The Irish health service has taken down its IT system temporarily to protect it following a “significant” ransomware hack. Health and social care services are deeply impacted.
It's the latest in the ongoing threat of attack from ransomware, the term for malicious software that locks up sensitive data, bringing essential organizations to their knees until a ransom is paid.
The Effect of the Ransomware Attack
The Health Service Executive first noticed the attack early this Friday morning, immediately informing the National Cyber Security Centre (NCSC) and beginning its crisis response.
As a result, hospitals around the Republic of Ireland are being disrupted. Dublin's Rotunda Hospital has cancelled outpatients visits, citing a “critical emergency,” the BBC reports, while National Maternity Hospital in Dublin has announced a “significant disruption.” St Columcille's Hospital and Children's Health Ireland at Crumlin Hospital have also postponed and delayed appointments.
I have been in regular contact with @paulreiddublin this morning about this cyber attack on the @HSELive IT systems.
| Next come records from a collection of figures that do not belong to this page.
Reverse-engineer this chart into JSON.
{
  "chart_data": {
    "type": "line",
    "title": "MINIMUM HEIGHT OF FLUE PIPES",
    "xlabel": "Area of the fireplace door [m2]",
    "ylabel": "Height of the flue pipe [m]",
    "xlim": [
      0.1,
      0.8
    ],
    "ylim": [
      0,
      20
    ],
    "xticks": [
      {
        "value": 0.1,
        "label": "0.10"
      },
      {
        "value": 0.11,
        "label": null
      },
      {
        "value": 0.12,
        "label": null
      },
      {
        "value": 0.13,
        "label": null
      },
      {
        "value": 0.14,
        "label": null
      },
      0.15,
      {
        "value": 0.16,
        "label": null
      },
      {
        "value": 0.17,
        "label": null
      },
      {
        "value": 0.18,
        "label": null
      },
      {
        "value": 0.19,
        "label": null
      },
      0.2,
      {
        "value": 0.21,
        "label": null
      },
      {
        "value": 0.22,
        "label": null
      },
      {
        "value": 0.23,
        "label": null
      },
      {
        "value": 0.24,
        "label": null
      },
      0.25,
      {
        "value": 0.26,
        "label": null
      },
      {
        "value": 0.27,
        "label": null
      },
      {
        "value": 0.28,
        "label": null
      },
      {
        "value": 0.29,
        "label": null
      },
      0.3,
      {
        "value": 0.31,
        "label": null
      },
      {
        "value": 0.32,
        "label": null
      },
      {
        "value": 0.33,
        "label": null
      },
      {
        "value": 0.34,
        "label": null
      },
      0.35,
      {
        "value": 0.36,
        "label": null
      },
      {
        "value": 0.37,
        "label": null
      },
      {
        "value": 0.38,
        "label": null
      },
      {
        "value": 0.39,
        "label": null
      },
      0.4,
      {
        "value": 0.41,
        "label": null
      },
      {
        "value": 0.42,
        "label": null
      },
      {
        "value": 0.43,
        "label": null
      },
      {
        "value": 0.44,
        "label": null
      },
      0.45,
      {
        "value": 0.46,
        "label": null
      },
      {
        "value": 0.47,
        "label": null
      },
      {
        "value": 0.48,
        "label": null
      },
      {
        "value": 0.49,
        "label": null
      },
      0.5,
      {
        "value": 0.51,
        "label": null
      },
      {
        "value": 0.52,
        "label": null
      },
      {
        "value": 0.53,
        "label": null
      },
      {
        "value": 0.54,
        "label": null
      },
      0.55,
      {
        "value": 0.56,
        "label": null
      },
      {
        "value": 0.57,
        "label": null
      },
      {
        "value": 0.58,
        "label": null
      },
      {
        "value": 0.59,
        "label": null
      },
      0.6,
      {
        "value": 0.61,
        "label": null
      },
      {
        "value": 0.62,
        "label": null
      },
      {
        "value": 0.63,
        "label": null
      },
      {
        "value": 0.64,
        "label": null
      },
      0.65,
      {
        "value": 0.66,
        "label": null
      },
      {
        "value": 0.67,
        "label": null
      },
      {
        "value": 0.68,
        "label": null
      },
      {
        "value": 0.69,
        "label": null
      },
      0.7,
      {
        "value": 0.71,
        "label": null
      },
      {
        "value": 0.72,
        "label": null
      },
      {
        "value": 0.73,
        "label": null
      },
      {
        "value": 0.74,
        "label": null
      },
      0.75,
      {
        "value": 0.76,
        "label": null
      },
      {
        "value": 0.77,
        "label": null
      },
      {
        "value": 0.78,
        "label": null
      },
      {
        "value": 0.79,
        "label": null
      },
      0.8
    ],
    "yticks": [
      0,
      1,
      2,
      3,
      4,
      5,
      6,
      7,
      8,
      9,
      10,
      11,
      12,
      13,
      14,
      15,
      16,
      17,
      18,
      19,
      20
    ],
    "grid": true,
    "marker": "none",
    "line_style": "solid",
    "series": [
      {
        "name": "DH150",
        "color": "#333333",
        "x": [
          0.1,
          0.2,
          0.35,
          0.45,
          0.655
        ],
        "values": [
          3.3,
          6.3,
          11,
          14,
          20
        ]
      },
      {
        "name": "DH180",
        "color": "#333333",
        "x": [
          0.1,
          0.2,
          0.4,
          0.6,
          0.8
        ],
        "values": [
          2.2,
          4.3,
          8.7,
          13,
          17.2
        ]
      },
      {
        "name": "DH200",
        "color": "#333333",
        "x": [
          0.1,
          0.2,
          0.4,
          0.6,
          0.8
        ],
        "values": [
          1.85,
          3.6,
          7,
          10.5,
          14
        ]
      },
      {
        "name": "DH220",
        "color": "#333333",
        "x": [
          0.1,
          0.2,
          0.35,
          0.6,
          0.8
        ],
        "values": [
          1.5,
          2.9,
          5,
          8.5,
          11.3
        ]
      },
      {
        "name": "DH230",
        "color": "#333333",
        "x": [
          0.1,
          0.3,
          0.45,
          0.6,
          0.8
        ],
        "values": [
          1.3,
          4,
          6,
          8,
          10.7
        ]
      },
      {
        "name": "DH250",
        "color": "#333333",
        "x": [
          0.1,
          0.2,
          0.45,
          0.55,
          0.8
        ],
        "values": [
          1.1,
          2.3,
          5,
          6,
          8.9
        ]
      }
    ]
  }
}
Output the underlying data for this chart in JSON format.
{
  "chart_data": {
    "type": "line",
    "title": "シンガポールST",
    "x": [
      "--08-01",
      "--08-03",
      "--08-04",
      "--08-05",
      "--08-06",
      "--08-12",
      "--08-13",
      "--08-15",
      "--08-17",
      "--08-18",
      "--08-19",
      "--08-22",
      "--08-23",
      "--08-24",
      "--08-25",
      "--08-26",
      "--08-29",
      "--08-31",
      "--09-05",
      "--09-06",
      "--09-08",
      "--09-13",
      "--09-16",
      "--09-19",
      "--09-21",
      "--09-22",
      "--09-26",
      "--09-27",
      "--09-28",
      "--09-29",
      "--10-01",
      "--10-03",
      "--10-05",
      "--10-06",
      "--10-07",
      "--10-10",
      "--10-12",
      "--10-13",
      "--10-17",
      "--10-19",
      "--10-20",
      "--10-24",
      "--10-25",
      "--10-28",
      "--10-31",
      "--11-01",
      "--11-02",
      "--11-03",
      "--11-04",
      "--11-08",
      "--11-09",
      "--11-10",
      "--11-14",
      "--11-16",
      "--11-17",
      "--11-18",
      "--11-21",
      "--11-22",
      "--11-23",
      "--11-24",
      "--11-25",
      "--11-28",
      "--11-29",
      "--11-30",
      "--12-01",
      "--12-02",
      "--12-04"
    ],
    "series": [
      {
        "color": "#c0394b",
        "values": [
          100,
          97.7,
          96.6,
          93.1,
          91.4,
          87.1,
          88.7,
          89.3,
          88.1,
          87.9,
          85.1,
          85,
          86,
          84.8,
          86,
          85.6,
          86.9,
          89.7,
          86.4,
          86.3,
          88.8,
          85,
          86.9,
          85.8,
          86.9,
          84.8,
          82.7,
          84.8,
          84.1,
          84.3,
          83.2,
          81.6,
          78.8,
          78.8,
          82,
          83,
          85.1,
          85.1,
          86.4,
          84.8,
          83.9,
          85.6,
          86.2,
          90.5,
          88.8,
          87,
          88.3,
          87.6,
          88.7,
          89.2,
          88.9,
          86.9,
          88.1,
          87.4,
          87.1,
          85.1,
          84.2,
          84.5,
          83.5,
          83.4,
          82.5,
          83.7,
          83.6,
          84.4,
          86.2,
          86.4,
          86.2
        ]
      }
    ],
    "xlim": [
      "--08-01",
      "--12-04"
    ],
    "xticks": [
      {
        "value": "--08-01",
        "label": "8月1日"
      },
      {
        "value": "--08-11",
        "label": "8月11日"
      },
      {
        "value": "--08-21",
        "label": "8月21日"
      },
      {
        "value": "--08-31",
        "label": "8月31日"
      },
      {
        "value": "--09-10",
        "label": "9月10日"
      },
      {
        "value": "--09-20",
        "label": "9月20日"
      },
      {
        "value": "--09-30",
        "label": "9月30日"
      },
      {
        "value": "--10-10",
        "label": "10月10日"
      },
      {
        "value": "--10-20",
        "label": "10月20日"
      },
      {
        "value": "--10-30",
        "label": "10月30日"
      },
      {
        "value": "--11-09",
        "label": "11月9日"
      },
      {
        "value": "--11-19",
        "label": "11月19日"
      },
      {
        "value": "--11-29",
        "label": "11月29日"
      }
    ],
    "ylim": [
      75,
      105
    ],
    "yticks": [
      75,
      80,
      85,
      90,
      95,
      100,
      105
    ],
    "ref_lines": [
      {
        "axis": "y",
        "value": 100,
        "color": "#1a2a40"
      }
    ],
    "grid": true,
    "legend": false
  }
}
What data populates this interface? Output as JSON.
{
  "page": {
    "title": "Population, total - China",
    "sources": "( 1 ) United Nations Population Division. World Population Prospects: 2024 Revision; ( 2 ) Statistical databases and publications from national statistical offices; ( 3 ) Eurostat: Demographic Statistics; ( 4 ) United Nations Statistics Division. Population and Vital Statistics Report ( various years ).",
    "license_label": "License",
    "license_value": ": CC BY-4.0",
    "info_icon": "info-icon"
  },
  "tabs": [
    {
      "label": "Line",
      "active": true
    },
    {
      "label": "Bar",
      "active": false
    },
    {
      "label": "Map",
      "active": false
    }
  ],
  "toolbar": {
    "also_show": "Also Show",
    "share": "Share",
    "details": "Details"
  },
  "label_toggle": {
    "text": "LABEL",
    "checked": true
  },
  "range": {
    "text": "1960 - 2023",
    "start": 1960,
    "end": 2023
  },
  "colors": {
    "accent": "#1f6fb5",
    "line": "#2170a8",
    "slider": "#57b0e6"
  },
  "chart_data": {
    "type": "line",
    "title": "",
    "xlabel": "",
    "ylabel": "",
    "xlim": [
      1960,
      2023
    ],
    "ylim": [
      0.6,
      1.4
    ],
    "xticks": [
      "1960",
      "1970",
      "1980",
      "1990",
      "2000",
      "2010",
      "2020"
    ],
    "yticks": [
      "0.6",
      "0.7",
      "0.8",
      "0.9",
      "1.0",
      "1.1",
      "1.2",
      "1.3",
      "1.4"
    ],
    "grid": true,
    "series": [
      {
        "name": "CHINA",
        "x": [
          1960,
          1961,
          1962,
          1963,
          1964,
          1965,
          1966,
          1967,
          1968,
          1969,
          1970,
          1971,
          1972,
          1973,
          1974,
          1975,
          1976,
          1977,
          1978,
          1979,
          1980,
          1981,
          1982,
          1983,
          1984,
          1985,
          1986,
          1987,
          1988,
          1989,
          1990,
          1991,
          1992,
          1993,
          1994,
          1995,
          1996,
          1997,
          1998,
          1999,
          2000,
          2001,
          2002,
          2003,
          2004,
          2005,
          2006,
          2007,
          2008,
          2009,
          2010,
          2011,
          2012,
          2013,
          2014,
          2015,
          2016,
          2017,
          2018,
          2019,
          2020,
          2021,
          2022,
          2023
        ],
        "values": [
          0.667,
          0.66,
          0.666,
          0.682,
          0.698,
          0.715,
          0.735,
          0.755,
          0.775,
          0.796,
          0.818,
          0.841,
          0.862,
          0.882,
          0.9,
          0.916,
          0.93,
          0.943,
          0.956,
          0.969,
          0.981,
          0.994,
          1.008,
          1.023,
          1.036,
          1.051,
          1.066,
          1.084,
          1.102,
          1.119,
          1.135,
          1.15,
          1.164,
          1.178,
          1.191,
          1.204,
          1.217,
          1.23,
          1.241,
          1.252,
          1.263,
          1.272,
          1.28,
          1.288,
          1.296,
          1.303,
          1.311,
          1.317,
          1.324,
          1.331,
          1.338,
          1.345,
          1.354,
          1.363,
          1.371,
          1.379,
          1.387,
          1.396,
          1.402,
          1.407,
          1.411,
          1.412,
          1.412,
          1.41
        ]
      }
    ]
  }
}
We are working to ensure that the systems and the information is protected. COVID-19 testing and vaccinations are continuing as planned today.
— Stephen Donnelly (@DonnellyStephen) May 14, 2021
Thankfully, COVID-19 testing and vaccinations are continuing on schedule, according to a tweet from Minister for Health Stephen Donnelly. Still, the impact of this cyberattack is already serious due to the nature of the services being slowed.
How the Ransomware Works
While it's still too early for much clarity around the situation, the HSE chief executive has said the type of software used was Conti ransomware.
Conti first appeared in late 2019 and was responsible for 13% of ransomware incidents across 2020, according to Kaspersky. This type of software works on a “double extortion” model, both locking victims out of the network and its data while also stealing the data to be publically released if the ransom isn't paid.
Office macros are a common entry point. Hopefully Microsoft has software updates in the works to address this particular ransomware, as standard precautions like password managers and VPNs won't stop future attacks.
Ransomware Attacks Remain a Major Issue
It's reminiscent of a ransomware attack in the US from late last week, one which resulted in the multi-day shut down of Colonial Pipeline, the largest oil pipeline in the nation.
In that case, Colonial paid the roughly $5 million ransom in cryptocurrency just hours after the attack, but the hackers were slow to fix the issue anyway, as their decrypting tool turned out to be sluggish.
There's one difference between these two cases: The Colonial ransomware attack was carried by a group called DarkSide, which claims to never attack medical services or facilities, while the Conti group clearly doesn't have any moral qualms about it.
As businesses continue adapting new software and upgrading hardware, we'll continue seeing new types of malware attacks. Those operating in a flexible or entirely remote workforce will need the best remote access software available to cope. And, it seems, not even the medical industry is safe.